In Konaev’s view, the invasion at this point is highlighting a sharp difference between development of military technology and actual adoption.
“What we’re seeing right now is that the technical barriers to innovation are really not the most significant barriers to the use and scaling and integration of some of these sophisticated and advanced technologies and operations. A lot of it has to do with institutional, bureaucratic, cultural, human trust issues, let alone between humans and machines,” she noted.
By all assessments, Russia has access to some of the most sophisticated electronic warfare capabilities in the world. “So the fact that the Ukrainian military is able to inflict such massive damage with quite rudimentary and relatively cheap drones is significant,” she said.
Capabilities to counter automated technologies must be considered as a potential future priority in terms of Russia’s modernization pursuits, according to Konaev.
Looking ahead, Konaev is worried about “the pendulum swinging to a point where we completely underestimate what comes next from the Russian perspective.”
Russia is a nuclear power and still has access to a significant amount of conventional fighting capabilities, she noted, adding that “the relationship between Russia and China is also going to be very interesting and complicated.”
While he was at the JAIC, Allen made a number of trips to China where he spoke with dozens of Chinese officials and experts about artificial intelligence.
“The Chinese military is in the midst of a major AI-enabled modernization effort. They are really changing a lot of the way that they do what they do,” he said.

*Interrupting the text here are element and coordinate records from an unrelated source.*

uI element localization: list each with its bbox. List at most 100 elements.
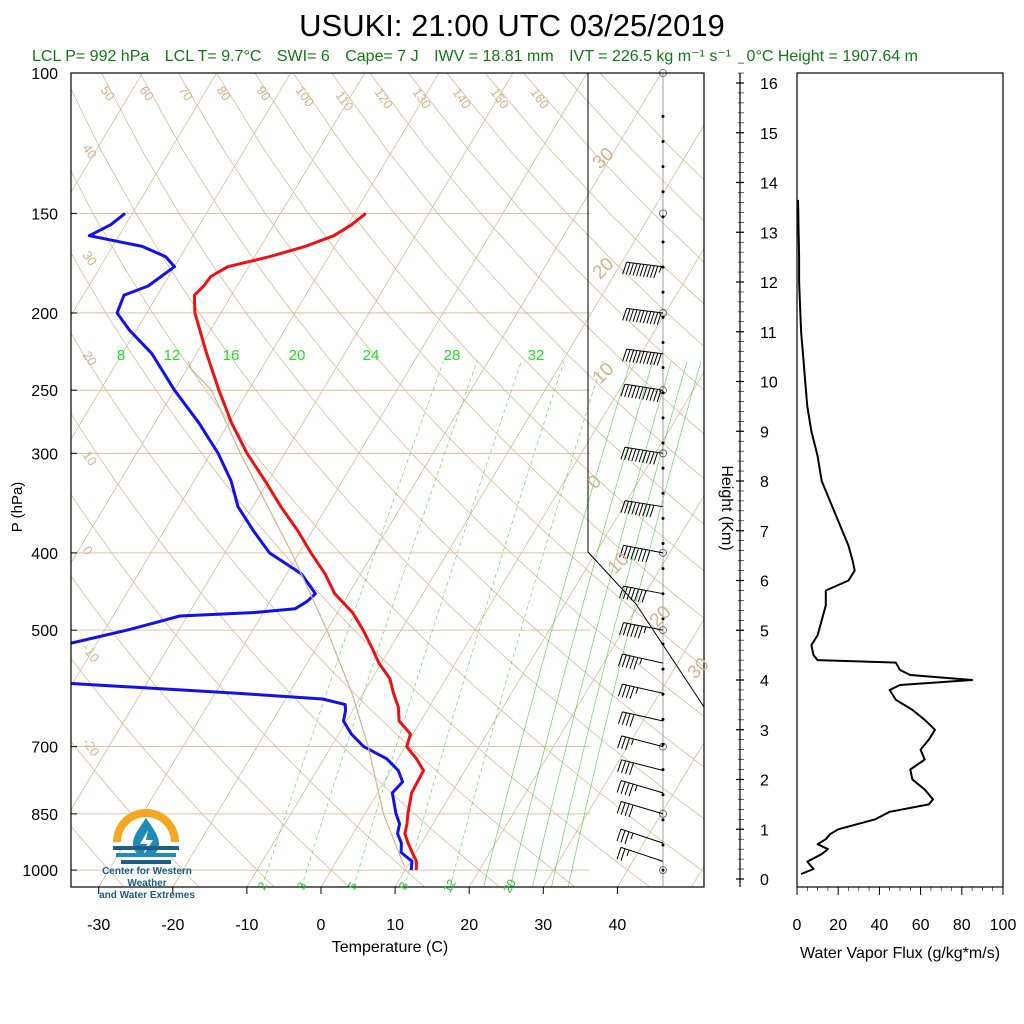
wind-barb-flag [620,500,626,513]
wind-barb-flag [642,310,648,324]
isotherm-line [617,741,704,887]
wind-barb-flag [629,714,635,727]
pressure-tick-label: 150 [31,206,58,223]
wind-barb-flag [634,625,640,638]
stat-freezing-height: 0°C Height = 1907.64 m [746,48,918,65]
mixing-ratio-line [532,361,672,887]
wind-barb-flag [617,684,623,697]
wind-level-dot [661,516,665,520]
wind-barb-staff [621,801,664,815]
wind-barb-staff [621,759,664,772]
pressure-tick-label: 100 [31,66,58,83]
dry-adiabat-line [254,73,704,572]
wind-barb-flag [645,504,651,517]
wind-barb-flag [617,759,623,772]
pressure-tick-label: 200 [31,306,58,323]
wind-barb-flag [629,262,635,276]
wind-barb-staff [623,622,664,631]
wind-barb-flag [649,311,655,325]
isotherm-label: 150 [488,85,513,111]
mixing-ratio-line [551,361,688,887]
wind-barb-flag [632,350,638,363]
wind-barb-staff [626,348,664,355]
wind-barb-flag [628,762,634,776]
wind-region-boundary [587,73,705,708]
height-axis-title: Height (Km) [718,465,735,550]
wind-barb-flag [616,847,622,860]
wind-barb-flag [624,782,630,796]
wind-barb-flag [637,589,643,602]
wind-barb-staff [622,683,664,694]
series-line-dew-point [71,212,414,871]
wind-barb-flag [632,309,638,322]
y-axis-title: P (hPa) [9,482,26,533]
wind-barb-flag [642,264,648,277]
wind-barb-staff [620,846,664,862]
wind-barb-half [626,849,630,857]
isotherm-label: 0 [80,543,96,558]
wind-barb-flag [617,653,623,667]
isotherm-line [71,73,292,440]
wind-barb-flag [617,735,623,749]
wind-barb-flag [649,352,655,365]
temperature-tick-label: 40 [609,917,627,934]
wind-level-dot [661,717,665,721]
wind-level-dot [661,667,665,671]
wind-level-dot [661,868,665,872]
wind-barb-staff [626,261,664,268]
wind-barb-flag [645,388,651,401]
mixing-ratio-line [483,361,631,887]
wind-level-dot [661,165,665,169]
height-tick-label: 7 [760,524,769,541]
wind-barb-flag [645,451,651,464]
wind-barb-flag [638,503,644,516]
dry-adiabat-line [71,657,275,887]
wind-barb-flag [628,804,634,818]
flux-frame [796,72,1004,888]
mixing-ratio-label: 8 [396,879,412,892]
wind-barb-staff [626,307,664,314]
wind-barb-half [643,626,647,634]
wind-barb-flag [624,803,630,817]
dry-adiabat-line [71,332,576,887]
wind-barb-flag [641,549,647,562]
height-tick-label: 6 [760,574,769,591]
wind-barb-flag [642,387,648,400]
flux-tick-label: 80 [953,917,971,934]
wind-profile-region [587,69,705,887]
wind-barb-staff [621,735,664,748]
isotherm-label: 140 [450,85,475,111]
temperature-tick-label: 10 [386,917,404,934]
dry-adiabat-line [71,825,125,887]
isotherm-line [394,371,704,887]
mixing-ratio-line [261,361,444,887]
temperature-tick-label: 20 [460,917,478,934]
wind-barb-flag [616,801,622,814]
isotherm-line [71,73,217,317]
isotherm-label: 120 [372,85,397,111]
flux-tick-label: 100 [990,917,1017,934]
wind-barb-flag [621,736,627,750]
wind-barb-flag [636,350,641,364]
dry-adiabat-line [71,88,704,820]
wind-barb-flag [624,384,630,397]
dry-adiabat-line [101,73,704,768]
mixing-ratio-label: 5 [345,879,361,892]
logo-line-2: and Water Extremes [99,890,195,901]
wind-level-marker [659,866,667,875]
wind-barb-flag [621,654,627,668]
mixing-ratio-label: 28 [444,347,461,364]
wind-barb-flag [616,828,622,842]
wind-barb-half [639,658,643,665]
wind-level-dot [661,642,665,646]
isotherm-label: 80 [214,83,235,103]
wind-barb-flag [642,450,648,463]
dry-adiabat-line [331,73,704,480]
wind-barb-flag [627,501,633,514]
wind-level-dot [661,843,665,847]
wind-barb-flag [649,388,655,401]
side-isotherm-label: 20 [646,602,676,632]
wind-barb-flag [622,545,628,559]
mixing-ratio-line [509,361,654,887]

At one recent conference, a senior Chinese weapons executive Allen had met told a global audience that “in the future, there will be no people fighting the wars,” and that his China-based company is building autonomous systems now to prepare.
Allen also pointed to a recent report that China’s leader Xi Jinping was shaken by what he has seen in the Ukraine-Russia conflict, where commercially-derived drones are taking out expensive military-designed hardware.

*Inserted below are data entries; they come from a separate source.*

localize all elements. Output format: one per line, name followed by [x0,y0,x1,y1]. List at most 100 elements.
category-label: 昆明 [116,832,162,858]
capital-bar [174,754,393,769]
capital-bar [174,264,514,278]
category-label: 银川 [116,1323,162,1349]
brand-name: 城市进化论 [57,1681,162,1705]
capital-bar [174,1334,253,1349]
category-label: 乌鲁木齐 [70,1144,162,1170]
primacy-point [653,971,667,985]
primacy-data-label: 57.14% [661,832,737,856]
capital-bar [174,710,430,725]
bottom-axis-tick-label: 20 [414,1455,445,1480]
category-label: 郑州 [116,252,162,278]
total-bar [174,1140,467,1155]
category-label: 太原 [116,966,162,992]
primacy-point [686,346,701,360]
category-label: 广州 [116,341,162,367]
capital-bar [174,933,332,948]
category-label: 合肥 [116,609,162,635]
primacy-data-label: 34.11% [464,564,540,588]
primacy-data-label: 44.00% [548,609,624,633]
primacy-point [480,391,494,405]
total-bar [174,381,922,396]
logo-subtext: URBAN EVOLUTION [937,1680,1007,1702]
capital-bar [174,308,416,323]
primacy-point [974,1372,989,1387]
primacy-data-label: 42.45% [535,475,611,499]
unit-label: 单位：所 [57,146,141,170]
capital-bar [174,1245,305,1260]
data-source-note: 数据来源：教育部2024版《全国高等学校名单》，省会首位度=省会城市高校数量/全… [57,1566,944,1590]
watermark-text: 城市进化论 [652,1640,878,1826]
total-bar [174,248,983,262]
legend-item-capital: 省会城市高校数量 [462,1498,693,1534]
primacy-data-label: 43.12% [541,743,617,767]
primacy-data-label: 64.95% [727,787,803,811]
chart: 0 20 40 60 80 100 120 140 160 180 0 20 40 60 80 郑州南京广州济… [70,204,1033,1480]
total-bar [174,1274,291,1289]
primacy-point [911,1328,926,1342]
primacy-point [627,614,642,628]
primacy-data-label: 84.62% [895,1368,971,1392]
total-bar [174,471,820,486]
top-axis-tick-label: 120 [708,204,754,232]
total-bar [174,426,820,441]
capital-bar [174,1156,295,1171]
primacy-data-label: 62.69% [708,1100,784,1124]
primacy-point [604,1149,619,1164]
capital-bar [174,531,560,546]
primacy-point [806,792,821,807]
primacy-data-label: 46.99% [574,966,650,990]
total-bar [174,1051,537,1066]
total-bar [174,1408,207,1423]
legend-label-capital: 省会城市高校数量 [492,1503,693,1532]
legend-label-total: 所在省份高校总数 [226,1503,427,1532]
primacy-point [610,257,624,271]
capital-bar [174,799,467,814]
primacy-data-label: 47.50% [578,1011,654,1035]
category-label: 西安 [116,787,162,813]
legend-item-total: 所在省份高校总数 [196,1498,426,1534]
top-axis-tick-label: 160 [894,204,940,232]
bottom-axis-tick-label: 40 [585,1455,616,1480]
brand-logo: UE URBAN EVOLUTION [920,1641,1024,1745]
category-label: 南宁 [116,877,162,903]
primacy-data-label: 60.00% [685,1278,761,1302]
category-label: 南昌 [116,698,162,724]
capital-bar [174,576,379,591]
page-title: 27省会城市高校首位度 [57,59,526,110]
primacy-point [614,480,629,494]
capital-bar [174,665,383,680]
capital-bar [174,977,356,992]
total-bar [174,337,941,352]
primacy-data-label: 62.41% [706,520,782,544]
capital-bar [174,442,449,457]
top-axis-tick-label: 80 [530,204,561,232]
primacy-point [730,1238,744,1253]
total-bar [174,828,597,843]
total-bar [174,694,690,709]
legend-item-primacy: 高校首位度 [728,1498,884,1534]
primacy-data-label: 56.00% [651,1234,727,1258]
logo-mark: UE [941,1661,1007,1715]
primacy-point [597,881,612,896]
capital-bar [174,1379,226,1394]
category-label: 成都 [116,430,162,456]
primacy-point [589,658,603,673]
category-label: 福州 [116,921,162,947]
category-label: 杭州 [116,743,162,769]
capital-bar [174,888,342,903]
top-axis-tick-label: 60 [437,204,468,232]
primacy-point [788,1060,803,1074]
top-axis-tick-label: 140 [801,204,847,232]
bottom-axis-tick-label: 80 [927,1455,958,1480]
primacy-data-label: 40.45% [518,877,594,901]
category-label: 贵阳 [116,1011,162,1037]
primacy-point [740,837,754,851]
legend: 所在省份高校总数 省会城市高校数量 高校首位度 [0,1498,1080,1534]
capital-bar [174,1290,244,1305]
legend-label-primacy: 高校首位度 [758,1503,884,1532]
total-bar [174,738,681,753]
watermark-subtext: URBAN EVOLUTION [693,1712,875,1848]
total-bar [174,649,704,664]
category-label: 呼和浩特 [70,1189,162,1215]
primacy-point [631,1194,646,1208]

“That work may or may not be true, but it is absolutely the case that the Chinese military has drawn a lot of lessons from what we’re seeing in Ukraine, and that’s why time matters a lot,” Allen said. “I think we should expect a lot to change in a relatively short period of time.”

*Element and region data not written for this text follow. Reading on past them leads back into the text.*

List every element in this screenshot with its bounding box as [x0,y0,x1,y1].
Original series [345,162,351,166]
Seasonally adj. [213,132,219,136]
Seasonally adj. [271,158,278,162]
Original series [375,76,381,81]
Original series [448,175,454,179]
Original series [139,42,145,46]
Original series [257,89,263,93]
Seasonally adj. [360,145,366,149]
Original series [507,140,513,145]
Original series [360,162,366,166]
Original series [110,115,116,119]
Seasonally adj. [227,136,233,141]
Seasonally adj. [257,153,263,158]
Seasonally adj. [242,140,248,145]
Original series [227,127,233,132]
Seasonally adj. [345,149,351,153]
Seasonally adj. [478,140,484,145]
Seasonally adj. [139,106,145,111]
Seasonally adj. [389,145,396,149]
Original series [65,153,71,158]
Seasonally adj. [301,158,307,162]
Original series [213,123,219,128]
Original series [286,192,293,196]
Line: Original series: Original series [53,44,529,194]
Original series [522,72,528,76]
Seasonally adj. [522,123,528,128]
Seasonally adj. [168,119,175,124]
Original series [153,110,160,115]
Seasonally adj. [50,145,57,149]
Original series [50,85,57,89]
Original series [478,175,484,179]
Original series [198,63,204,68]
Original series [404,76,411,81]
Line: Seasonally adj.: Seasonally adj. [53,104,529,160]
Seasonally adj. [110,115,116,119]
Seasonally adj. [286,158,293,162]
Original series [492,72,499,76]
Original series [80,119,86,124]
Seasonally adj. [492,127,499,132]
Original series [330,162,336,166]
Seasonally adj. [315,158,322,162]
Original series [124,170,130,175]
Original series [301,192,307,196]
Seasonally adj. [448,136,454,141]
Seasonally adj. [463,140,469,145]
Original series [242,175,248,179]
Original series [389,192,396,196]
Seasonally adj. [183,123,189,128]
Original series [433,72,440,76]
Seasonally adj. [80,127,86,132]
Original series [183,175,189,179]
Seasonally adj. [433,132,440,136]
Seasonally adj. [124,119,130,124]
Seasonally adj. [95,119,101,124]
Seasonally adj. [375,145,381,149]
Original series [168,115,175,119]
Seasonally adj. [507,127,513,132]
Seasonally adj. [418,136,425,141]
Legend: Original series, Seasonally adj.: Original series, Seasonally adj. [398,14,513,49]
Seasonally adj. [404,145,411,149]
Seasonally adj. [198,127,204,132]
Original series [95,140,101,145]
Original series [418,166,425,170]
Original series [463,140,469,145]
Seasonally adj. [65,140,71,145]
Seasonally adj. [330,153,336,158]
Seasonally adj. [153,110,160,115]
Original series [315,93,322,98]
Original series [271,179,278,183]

August Cole, a non-resident senior fellow at the Atlantic Council and author of novels about the use of emerging military technologies, added that any future conflict with China is going to be “fundamentally decided by data.”
Liza Tobin, senior director of research and analysis for economy at the Special Competitive Studies Project — who previously served on National Security Council staff as China director — said Beijing has a comprehensive plan to “control the networks, the platforms, and importantly, the standards of this emerging digital economy.”
To China, data marks a new source of innovation and economic growth. So much so, Tobin noted, that the nation’s leaders have updated their Marxist theory to add data as a fourth factor of production.
“For those of you who may be rusty on your Marxist theory, the original three are land, labor and capital. So, when you put them all together in creative ways, it produces economic growth. But unfortunately, the Chinese economy is slowing. The era of easy industrialization and demographic growth is over. So they can’t squeeze any more marginal productivity out of land, labor and capital. Enter data, this new fourth factor of production. And so they are betting that this is a way out of the middle income trap and that by exploiting the many benefits and opportunities of data, they can actually grow their economy in ways that we can’t,” she explained.